CCF-CSP题解 201812-3 CIDR合并
题目想求与给定前缀列表等价的包含IP前缀数目最少的前缀列表。
首先是怎么存储前缀列表。用一个long long存储IP地址,再存一个前缀长度,封装在一个结构体里\(<ipNum, len>\),方便后面排序等操作。IP前缀有三种输入格式,稍微分情况讨论一下。
接着以\(ipNum\)为第一关键字,\(len\)为第二关键字升序排序。
然后考虑去除匹配集被其它IP前缀包含的IP前缀。考虑之前匹配集范围的上届\(mmax\),顺序遍历一下就好了。将剩余的IP列表按之前顺序存在一个静态链表中。

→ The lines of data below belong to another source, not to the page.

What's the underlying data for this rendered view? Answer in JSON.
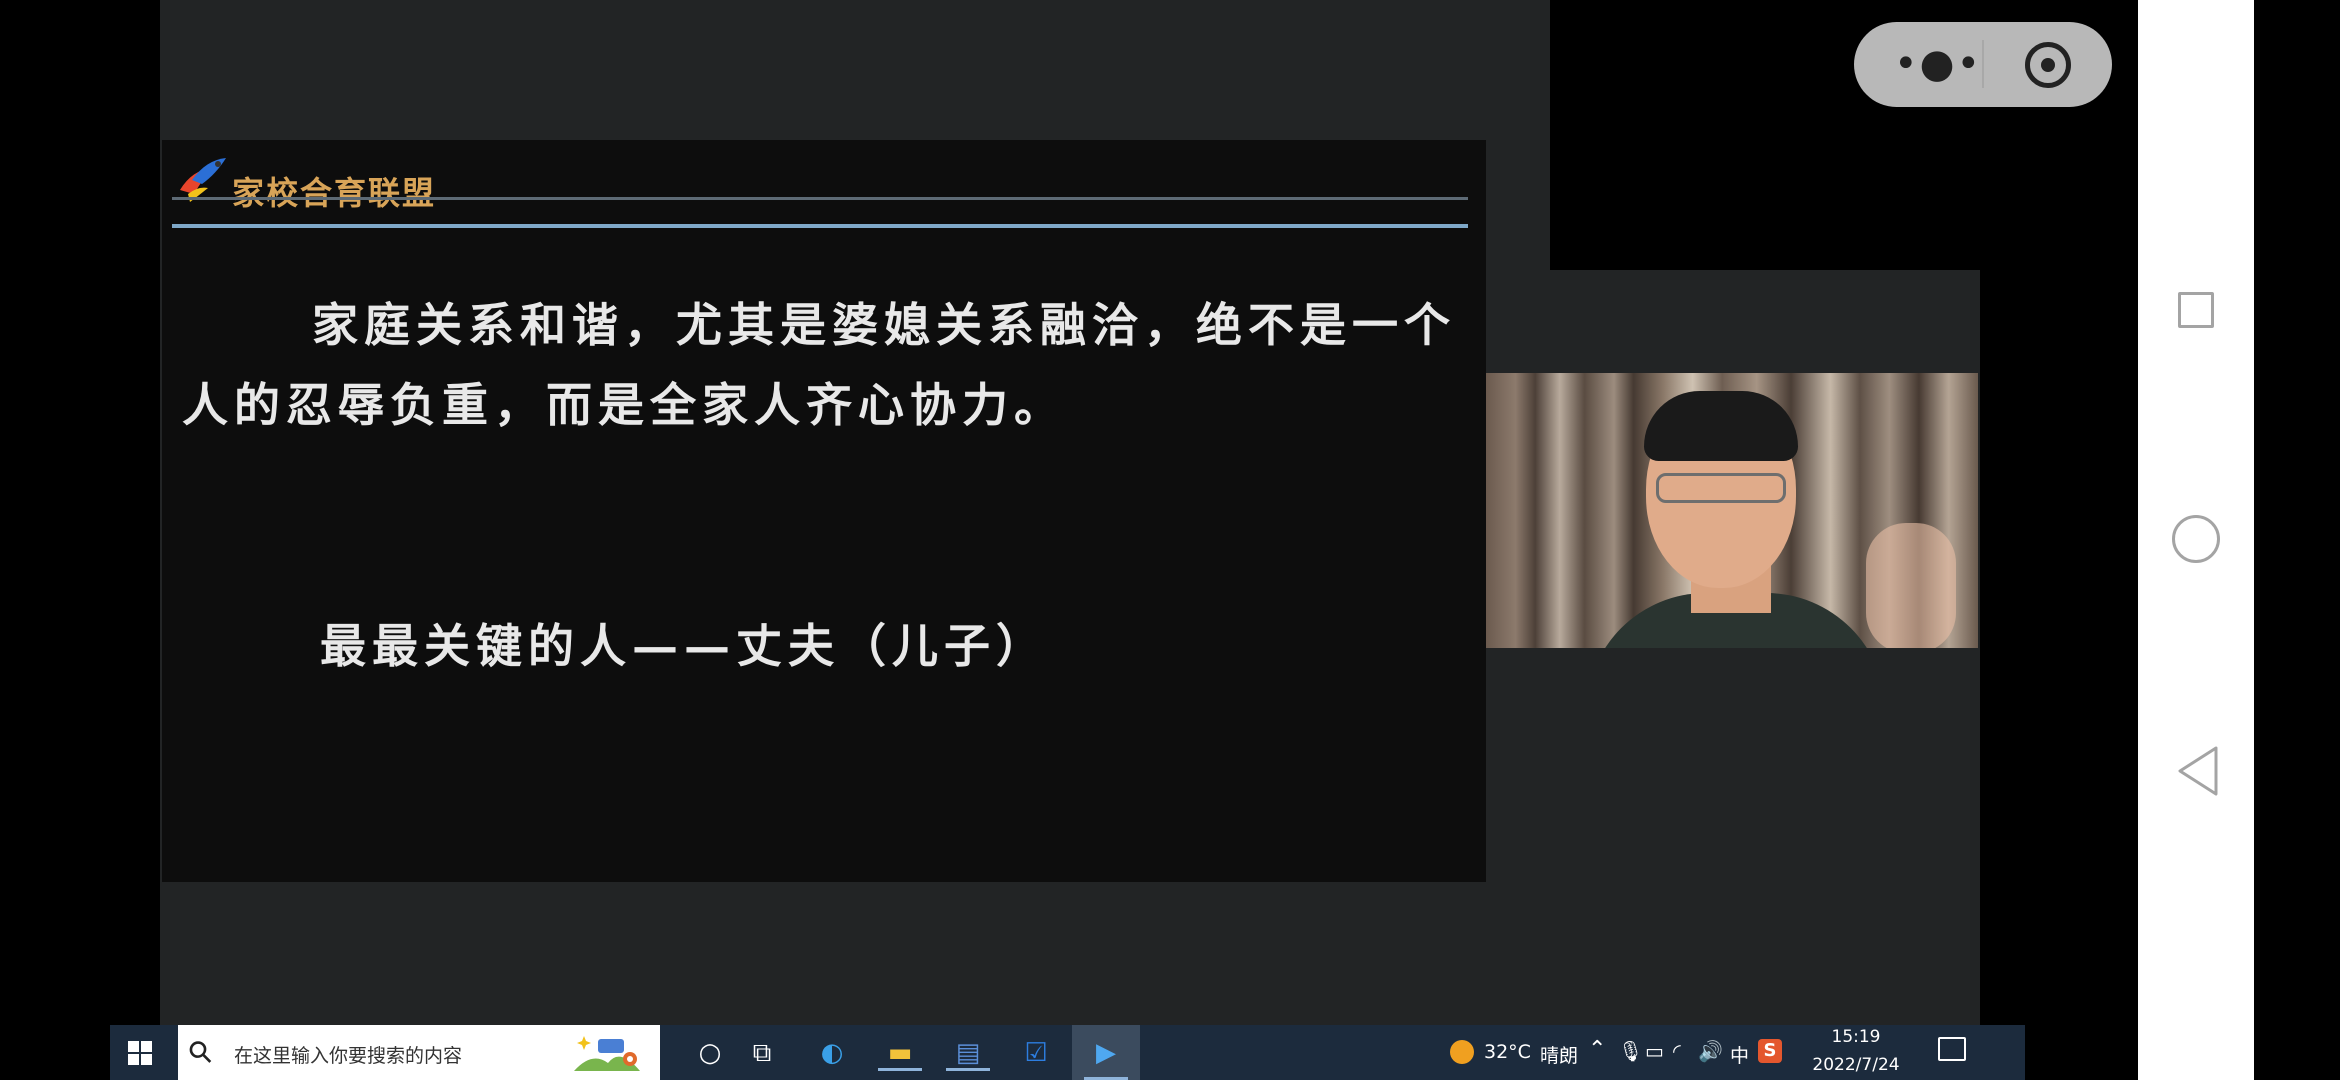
{
  "slide": {
    "brand": "家校合育联盟",
    "paragraph": "家庭关系和谐，尤其是婆媳关系融洽，绝不是一个人的忍辱负重，而是全家人齐心协力。",
    "key_line": "最最关键的人——丈夫（儿子）"
  },
  "mini_program_capsule": {
    "more_icon": "more-icon",
    "close_icon": "record-icon",
    "more_glyph": "•●•"
  },
  "taskbar": {
    "search_placeholder": "在这里输入你要搜索的内容",
    "weather_temp": "32°C",
    "weather_text": "晴朗",
    "input_lang": "中",
    "ime_label": "S",
    "time": "15:19",
    "date": "2022/7/24"
  },
  "colors": {
    "background": "#000000",
    "video_bg": "#222425",
    "slide_bg": "#0d0d0d",
    "brand_text": "#d8a458",
    "taskbar": "#1c2b3d"
  }
}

最后将相邻的可合并的IP前缀合并,其实就是前缀长度最后一位0和1,之前完全相同即可。
温习一下链表的插入删除操作。
#include <bits/stdc++.h>
typedef long long LL;
const int maxn = 1000000;
using namespace std;
struct tIP
{
LL ipNum;
int len;
int before, next;
tIP()
{
before = next = -1;
}
bool operator < (const tIP &y) const
{
if(ipNum == y.ipNum)
return len < y.len;
return ipNum < y.ipNum;
}
void show()
{
LL num[5];
LL temp = ipNum;
for (int i = 4; i >= 1; i--)
{
num[i] = temp % 256;
temp /= 256;
}
for (int i = 1; i <=4; i++)
{
printf("%lld", num[i]);
if (i == 4)
printf("/");
else
printf(".");
}
printf("%d\n", len);
}
};
tIP ip[maxn+10];
LL getMMax(tIP iip)
{
LL temp = (1LL << (32-iip.len)) - 1;
return iip.ipNum | temp;
}
int main()
{
int n;
scanf("%d", &n);
char s[30];
for (int id = 1, slash, dotCnt, style; id <= n; id++)
{
slash = 0;
dotCnt = 0;
scanf("%s", s + 1);
for (int i = 1; s[i] != '\0'; i++)
{
if (s[i] == '/')
slash = 1;
if (s[i] == '.')
dotCnt ++;
}
if (slash == 1 && dotCnt == 3)
style = 1;
else if (slash == 1 && dotCnt < 3)
style = 2;
else
style = 3;
LL num[5];
memset(num, 0, sizeof(num));
if (style == 1 || style == 2)
{
for (int i = 1, temp = 0, numCnt = 1; ; i++)
{
if (s[i] == '.' || s[i] == '/')
{
num[numCnt++] = temp * 1LL;
temp = 0;
}
else if (s[i] == '\0')
{
ip[id].len = temp;
break;
}
else
{
temp = temp * 10 + s[i] - '0';
}
}
}
else
{
for (int i = 1, temp = 0, numCnt = 1; ; i++)
{
if (s[i] == '.')
{
num[numCnt++] = temp * 1LL;
temp = 0;
}
else if (s[i] == '\0')
{
num[numCnt++] = temp * 1LL;
ip[id].len = (numCnt-1) * 8;
break;
}
else
{
temp = temp * 10 + s[i] - '0';
}
}
}
LL ans = 0;
for (int i = 1; i <= 4; i++)
{
ans = ans * 256 + num[i];
}
ip[id].ipNum = ans;
}
sort(ip + 1, ip + 1 + n);
LL mmax = -1;
int st = 0, en = n + 1;
ip[st].before = -1;
ip[st].next = en;
ip[en].before = st;
ip[en].next = -1;
for (int id = 1, prev = 0; id <= n; id++)
{
if (ip[id].ipNum > mmax)
{
ip[id].before = prev;
ip[id].next = en;
ip[prev].next = ip[en].before = id;
prev = id;
mmax = getMMax(ip[id]);
}
}
int pNow = ip[0].next;
while (pNow != en)
{
int p1 = pNow, p2 = ip[pNow].before;
if (p2 == 0)
pNow = ip[pNow].next;
else
{
if (ip[p1].len == ip[p2].len &&
(ip[p2].ipNum & (1LL << (32-ip[p2].len))) == 0 &&
(ip[p2].ipNum | (1LL << (32-ip[p2].len))) == ip[p1].ipNum)
{
ip[p1].before = ip[p2].before;
ip[ip[p1].before].next = p1;
ip[p1].ipNum = ip[p2].ipNum;
ip[p1].len --;
}
else
{
pNow = ip[pNow].next;
}
}
}
pNow = ip[0].next;
while (pNow != en)
{
ip[pNow].show();
pNow = ip[pNow].next;
}
return 0;
}